Hayır, yeterli olduğunu düşünmüyorum. Belki şimdi insanlar daha fazla çalışmaya başladı. Ama şu ana kadar yeterince hakkında yazıldığını düşünmüyorum. Çok fazla tarihi kitapta ona atıf var. Hem Filistinliler hem de İsrailliler tarafından yazılan kitaplarda. Avi Shlaim ve Tom Segev gibi İsrailli tarihçiler mesela. Ayrıca Rashid Khalidi ya da Walid Khalidi gibi Filistinli tarihçiler dedemden çok sık bahseder. Özellikle Bağımsızlık Partisi’ndeki çalışmalarından. Bir diğer örnek de Nur Masalha’nın kitapları. Amerikalı yazar Elizabeth Thompson’u duydun mu hiç ?

Evet ismini duydum ama çok fazla tanımıyorum, eserlerini okumadım.

Birkaç sene önce dedem hakkında bir kitap yazdı ve benimle de röportaj yaptı. Kitabının konusu şuydu: Batılılar demokrasiyi Araplardan nasıl çaldı? Dedemin 1920’lerde Suriye’deki ilk anayasa çalışmalarındaki rolünden ve Fransızların daha sonra bu maddeleri nasıl yanlış tercüme ettiğinden bahsetti.

Cevabını çok merak ettiğim bir soru var. Arap milliyetçiliğinin ülkemizde negatif bir anlamı vardır. İngiliz ve Fransızlarla iş birliği içerisinde Osmanlı’ya karşı faaliyet gösterdikleri düşünülür, kanıtlanmış bazı tarihi hadiseler de var. Muhammed İzzet Derveze de, Arap milliyetçisi olarak adlandırılıyor ancak asla İngilizlerle ya da başka bir sömürgeci güçle masaya oturmadı aksine onlara karşı mücadele etti. Bu konu hakkındaki görüşünüzü çok merak ediyorum.
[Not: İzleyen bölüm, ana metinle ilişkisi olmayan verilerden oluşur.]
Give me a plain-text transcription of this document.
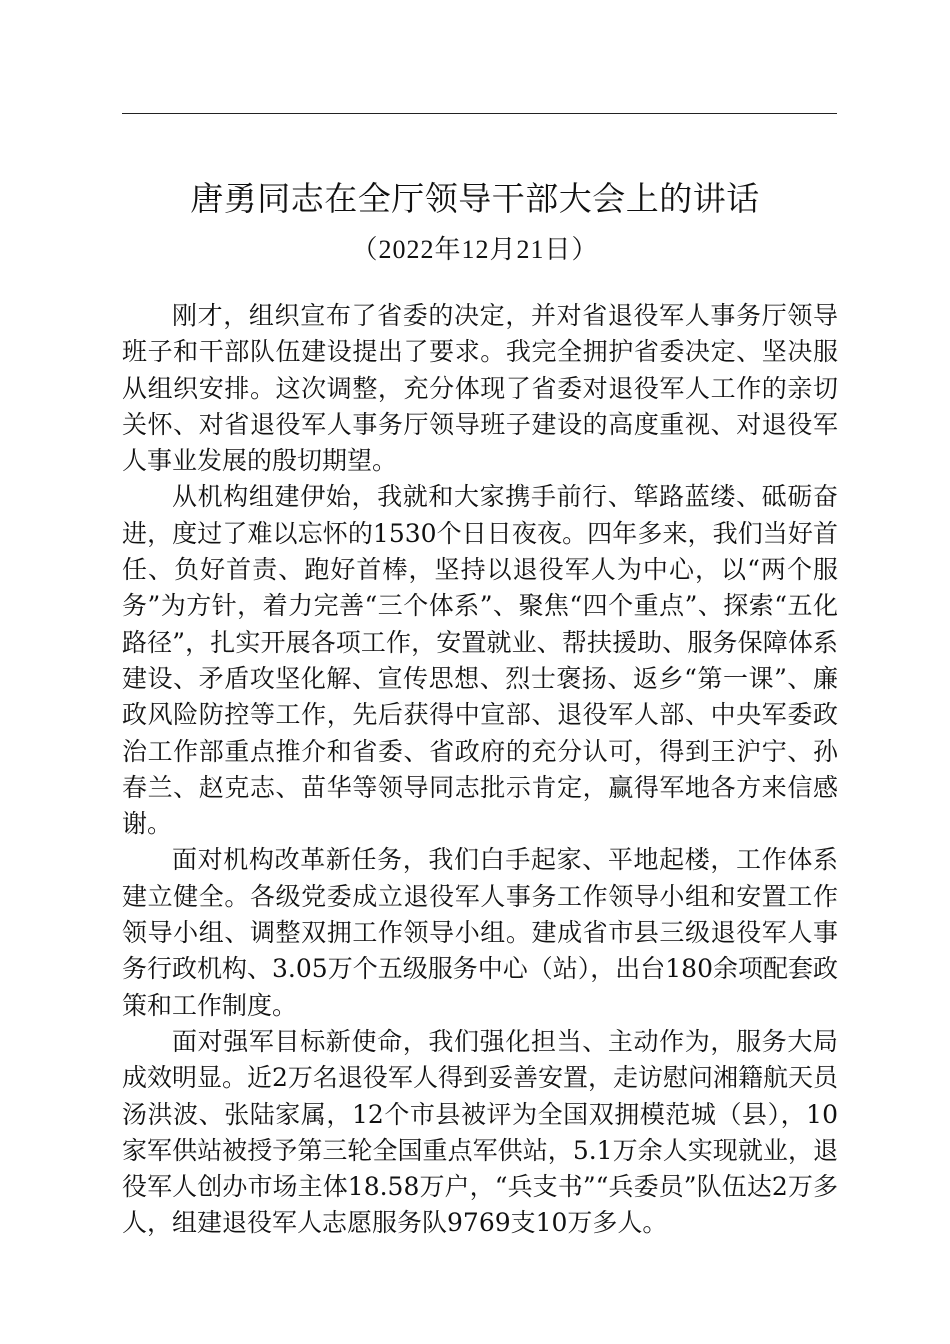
唐勇同志在全厅领导干部大会上的讲话
（2022年12月21日）

刚才，组织宣布了省委的决定，并对省退役军人事务厅领导班子和干部队伍建设提出了要求。我完全拥护省委决定、坚决服从组织安排。这次调整，充分体现了省委对退役军人工作的亲切关怀、对省退役军人事务厅领导班子建设的高度重视、对退役军人事业发展的殷切期望。

从机构组建伊始，我就和大家携手前行、筚路蓝缕、砥砺奋进，度过了难以忘怀的1530个日日夜夜。四年多来，我们当好首任、负好首责、跑好首棒，坚持以退役军人为中心，以“两个服务”为方针，着力完善“三个体系”、聚焦“四个重点”、探索“五化路径”，扎实开展各项工作，安置就业、帮扶援助、服务保障体系建设、矛盾攻坚化解、宣传思想、烈士褒扬、返乡“第一课”、廉政风险防控等工作，先后获得中宣部、退役军人部、中央军委政治工作部重点推介和省委、省政府的充分认可，得到王沪宁、孙春兰、赵克志、苗华等领导同志批示肯定，赢得军地各方来信感谢。

面对机构改革新任务，我们白手起家、平地起楼，工作体系建立健全。各级党委成立退役军人事务工作领导小组和安置工作领导小组、调整双拥工作领导小组。建成省市县三级退役军人事务行政机构、3.05万个五级服务中心（站），出台180余项配套政策和工作制度。

面对强军目标新使命，我们强化担当、主动作为，服务大局成效明显。近2万名退役军人得到妥善安置，走访慰问湘籍航天员汤洪波、张陆家属，12个市县被评为全国双拥模范城（县），10家军供站被授予第三轮全国重点军供站，5.1万余人实现就业，退役军人创办市场主体18.58万户，“兵支书”“兵委员”队伍达2万多人，组建退役军人志愿服务队9769支10万多人。
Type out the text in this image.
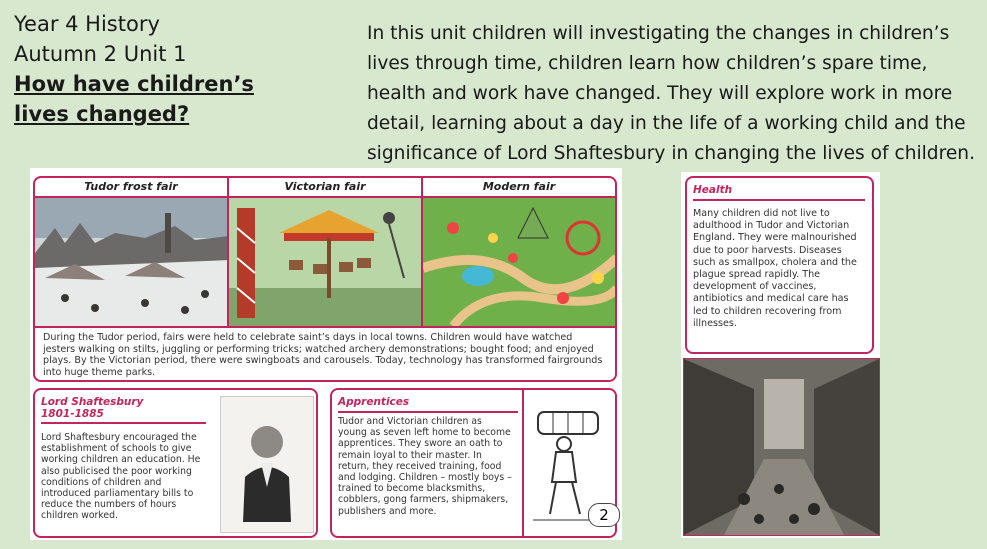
Year 4 History
Autumn 2 Unit 1
How have children’s lives changed?
In this unit children will investigating the changes in children’s lives through time, children learn how children’s spare time, health and work have changed. They will explore work in more detail, learning about a day in the life of a working child and the significance of Lord Shaftesbury in changing the lives of children.
Tudor frost fair	Victorian fair	Modern fair
During the Tudor period, fairs were held to celebrate saint’s days in local towns. Children would have watched jesters walking on stilts, juggling or performing tricks; watched archery demonstrations; bought food; and enjoyed plays. By the Victorian period, there were swingboats and carousels. Today, technology has transformed fairgrounds into huge theme parks.
Lord Shaftesbury
1801-1885
Lord Shaftesbury encouraged the establishment of schools to give working children an education. He also publicised the poor working conditions of children and introduced parliamentary bills to reduce the numbers of hours children worked.
Apprentices
Tudor and Victorian children as young as seven left home to become apprentices. They swore an oath to remain loyal to their master. In return, they received training, food and lodging. Children – mostly boys – trained to become blacksmiths, cobblers, gong farmers, shipmakers, publishers and more.	2
Health
Many children did not live to adulthood in Tudor and Victorian England. They were malnourished due to poor harvests. Diseases such as smallpox, cholera and the plague spread rapidly. The development of vaccines, antibiotics and medical care has led to children recovering from illnesses.
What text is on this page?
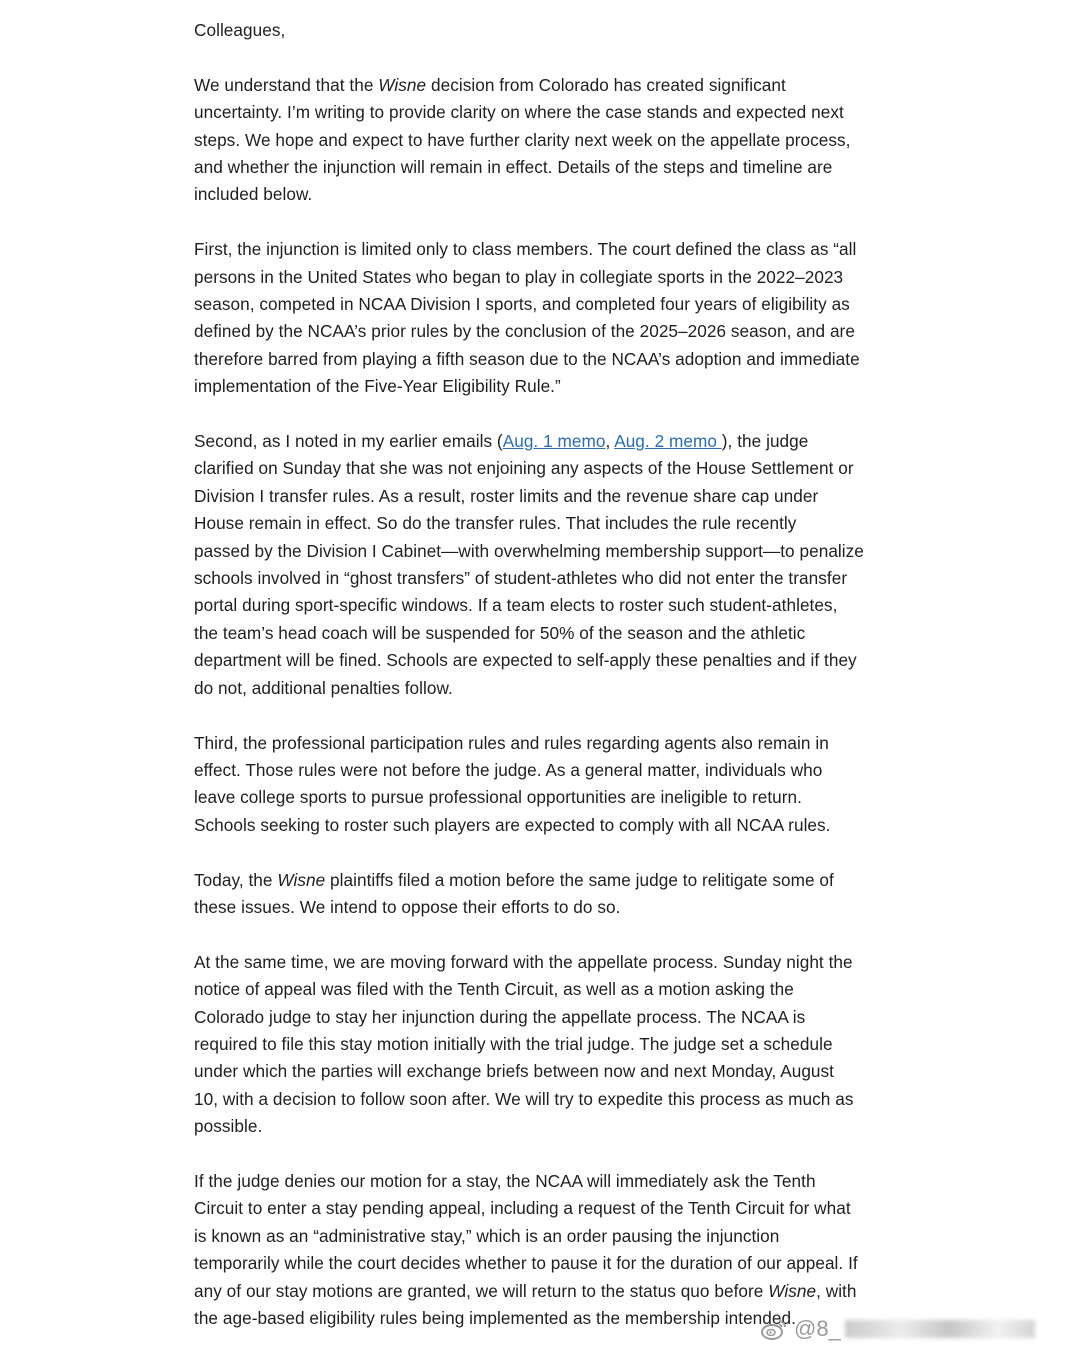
Colleagues,

We understand that the Wisne decision from Colorado has created significant
uncertainty. I’m writing to provide clarity on where the case stands and expected next
steps. We hope and expect to have further clarity next week on the appellate process,
and whether the injunction will remain in effect. Details of the steps and timeline are
included below.

First, the injunction is limited only to class members. The court defined the class as “all
persons in the United States who began to play in collegiate sports in the 2022–2023
season, competed in NCAA Division I sports, and completed four years of eligibility as
defined by the NCAA’s prior rules by the conclusion of the 2025–2026 season, and are
therefore barred from playing a fifth season due to the NCAA’s adoption and immediate
implementation of the Five-Year Eligibility Rule.”

Second, as I noted in my earlier emails (Aug. 1 memo, Aug. 2 memo ), the judge
clarified on Sunday that she was not enjoining any aspects of the House Settlement or
Division I transfer rules. As a result, roster limits and the revenue share cap under
House remain in effect. So do the transfer rules. That includes the rule recently
passed by the Division I Cabinet—with overwhelming membership support—to penalize
schools involved in “ghost transfers” of student-athletes who did not enter the transfer
portal during sport-specific windows. If a team elects to roster such student-athletes,
the team’s head coach will be suspended for 50% of the season and the athletic
department will be fined. Schools are expected to self-apply these penalties and if they
do not, additional penalties follow.

Third, the professional participation rules and rules regarding agents also remain in
effect. Those rules were not before the judge. As a general matter, individuals who
leave college sports to pursue professional opportunities are ineligible to return.
Schools seeking to roster such players are expected to comply with all NCAA rules.

Today, the Wisne plaintiffs filed a motion before the same judge to relitigate some of
these issues. We intend to oppose their efforts to do so.

At the same time, we are moving forward with the appellate process. Sunday night the
notice of appeal was filed with the Tenth Circuit, as well as a motion asking the
Colorado judge to stay her injunction during the appellate process. The NCAA is
required to file this stay motion initially with the trial judge. The judge set a schedule
under which the parties will exchange briefs between now and next Monday, August
10, with a decision to follow soon after. We will try to expedite this process as much as
possible.

If the judge denies our motion for a stay, the NCAA will immediately ask the Tenth
Circuit to enter a stay pending appeal, including a request of the Tenth Circuit for what
is known as an “administrative stay,” which is an order pausing the injunction
temporarily while the court decides whether to pause it for the duration of our appeal. If
any of our stay motions are granted, we will return to the status quo before Wisne, with
the age-based eligibility rules being implemented as the membership intended.

@8_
İki tip Arap milliyetçiliği var. Doğrusu dedem ve dedem gibi düşünen bazıları, Osmanlı’nın yıkılışından sonra Türkiye’nin İslam dünyasından uzaklaşarak, daha milliyetçi bir devlet haline geldiğini düşünüyorlardı. Osmanlı’nın son dönemlerinde yükselen Türkçülükten de memnun değillerdi. Şerif Hüseyin’in peşine takılanlar oldu. Ancak dedemin tamamen görüşleri farklıydı. Osmanlı’nın çekilişinden sonra buralarda Fransız ya da İngilizler gibi sömürgeci güçlerin değil bölgesel Arap yönetimlerin etkin olmasını istiyordu. Çünkü sömürgeciliğin ne anlama geldiğini biliyordu. Cezayir’de neler yaşandığını görmüştü mesela. Milliyetçilik tek bir tipte değil. Sadece Arap milliyetçiliği için değil Türk milliyetçiliği ya da diğer milliyetçilikler için de söylenebilir bu.  Dedemin tam anlamıyla sömürgecilik karşıtı olduğunu söyleyebilirim. İngiliz ve Fransız karşıtı olduğu için sürekli sürgünde yaşamak zorunda kaldı. Filistin’de olduğu süre boyunca da uzun seneler hapishanede yattı. Filistin’de İngilizler tarafından, Suriye’de ise Fransızlar tarafından tutuklandı. Bu baskılar nedeniyle 5 sene Türkiye’de sürgünde yaşadı.

Muhammed İzzet Derveze, son senelerini Suriye’de geçirdi. Suriye’de geçirdiği bu senelerde Baas Partisi ile olan ilişkileri nasıldı? Baskı altında mıydı?

Çok büyük bir baskı altında olduğunu söyleyemem. Bütün Suriye baskı altındaydı ancak dedemin özel olarak bir baskıya tabi tutulduğu söylenemez. 1950’lerde Suriye hükümetine karşı görüşler ileri sürdü. O dönemin Suriye Cumhurbaşkanı Şükri el-Kuvvetli, dedemin çok yakın arkadaşıydı. Ona karşı geldi ve sanırım bu yüzden araları bozuldu bir süre. Mısır’la olan ittifakın bozulmasından dolayı. Daha sonra 1963’te Baas Partisi başa geldi. Bu dönemde babam tutuklandı. Ama dedemle çok fazla uğraşmadılar.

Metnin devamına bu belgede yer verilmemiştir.